Irving Langmuir--Creator of the Super-Tube |
ALTHOUGH best known to the electrical industry as the inventor of the gas filled tungsten lamp, Dr. Irving Langmuir would, no doubt, call this achievement merely his first step in the development of the mighty 20-kilowatt vacuum tube--called the radiotron--a small cylinder of glass and metal, possessing power enough to transmit radio messages thousands of miles. Ten of these tubes--easily carried in one hand--are expected to replace huge generators weighing many tons.
Doctor Langmuir was born in Brooklyn, N. Y., and after graduation from Columbia University as a metallurgical engineer spent three years in Germany at the University of Göttingen, where he was fortunate to study under Professor Nernst, inventor of the Nernst lamp. On returning to America in 1906, Doctor Langmuir became instructor in chemistry at Stevens Institute of Technology, and in 1909 entered the Research Laboratory of the General Electric Company at Schenectady, N. Y., where all of his valuable researches have since been carried on.

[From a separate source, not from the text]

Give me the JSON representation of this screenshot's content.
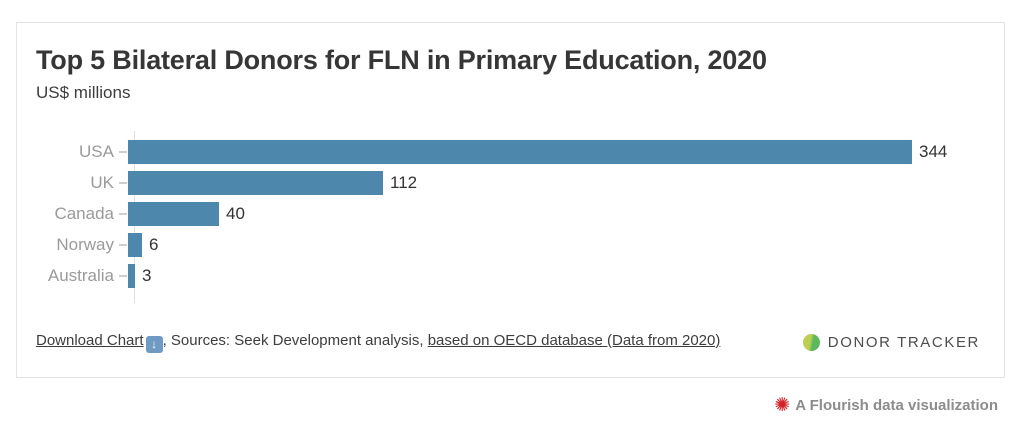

Those who know him say that the spectacular successes of Doctor Langmuir are due primarily to his ever-present inquisitiveness. He has never been known to take a fact for granted. It was this quality that urged him on to the perfection of the super-radiotron after certain strange actions in the gas filled lamp had piqued his scientific curiosity.
The 20-kilowatt tube--his latest contribution to radio science and designated by Marconi "the greatest development of the age"--contains a grid, a filament, and a plate. The filament is large and rugged and the plate, supplied with a direct current of 20,000 volts, is a metallic cylinder 8 inches long and 1½ inches in diameter, sealed directly into the glass of the tube.